Broad, who was to take charge of the planned Test between Pakistan and Sri Lanka in Lahore, was forced to take cover in his vehicle for ten minutes until it was retrieved by Pakistani police.

Notts and England bowler Stuart Broad spoke with his dad on the telephone shortly after the incident.

“He was sitting behind the driver and as soon as it all started he dived on to the floor,” said Stuart.

“It was one of those vans where you could lie down between the seats in the aisle and he was lucky not to be shot. Your heart goes out to the families of those who were.

“Dad said that the police fought the attackers off and once it had all died down he was driven to safety. He said it was the worst moment of his life and he was scared to his wits' end.”

 Nottinghamshire County Cricket Club Chief Executive Derek Brewer expressed his condolences to the families of the victims of the attack.

“The first thing I must do is to add my condolences and sympathies to those caught up in this horrific incident,” he said.

“Nottingham is a sporting city and Nottinghamshire a sporting county and it is inconceivable that cricket has been targeted in this way.
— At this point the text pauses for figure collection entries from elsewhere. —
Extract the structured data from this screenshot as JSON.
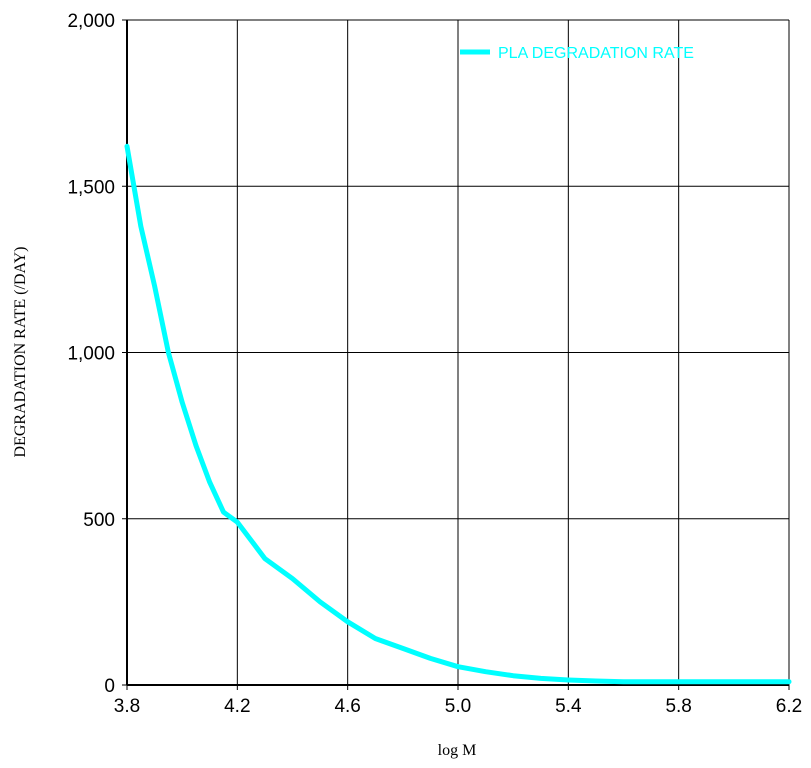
{
  "chart_data": {
    "type": "line",
    "title": "",
    "xlabel": "log M",
    "ylabel": "DEGRADATION RATE (/DAY)",
    "xlim": [
      3.8,
      6.2
    ],
    "ylim": [
      0,
      2000
    ],
    "x_ticks": [
      3.8,
      4.2,
      4.6,
      5.0,
      5.4,
      5.8,
      6.2
    ],
    "x_tick_labels": [
      "3.8",
      "4.2",
      "4.6",
      "5.0",
      "5.4",
      "5.8",
      "6.2"
    ],
    "y_ticks": [
      0,
      500,
      1000,
      1500,
      2000
    ],
    "y_tick_labels": [
      "0",
      "500",
      "1,000",
      "1,500",
      "2,000"
    ],
    "grid": true,
    "legend_position": "top-right",
    "series_color": "#00FFFF",
    "series": [
      {
        "name": "PLA DEGRADATION RATE",
        "x": [
          3.8,
          3.85,
          3.9,
          3.95,
          4.0,
          4.05,
          4.1,
          4.15,
          4.2,
          4.3,
          4.4,
          4.5,
          4.6,
          4.7,
          4.8,
          4.9,
          5.0,
          5.1,
          5.2,
          5.3,
          5.4,
          5.5,
          5.6,
          5.8,
          6.0,
          6.2
        ],
        "y": [
          1620,
          1380,
          1200,
          1000,
          850,
          720,
          610,
          520,
          490,
          380,
          320,
          250,
          190,
          140,
          110,
          80,
          55,
          40,
          28,
          20,
          15,
          12,
          10,
          10,
          10,
          10
        ]
      }
    ]
  }
}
“Whenever we run a major event at Trent Bridge we make detailed plans and for ICC World Twenty20 that planning started as soon as we won the right to host the tournament.

"A fundamental part of that planning involves a security plan and Sir John Evans, who has a wealth of experience in this field, has been appointed to take charge of security for the event.

“Sir John is working very closely with governments and governing bodies as well as local authorities and police in connection with the plan and it has been stated that it will be flexed to ensure that it is in accordance with the threat levels pertaining at the time of the event.”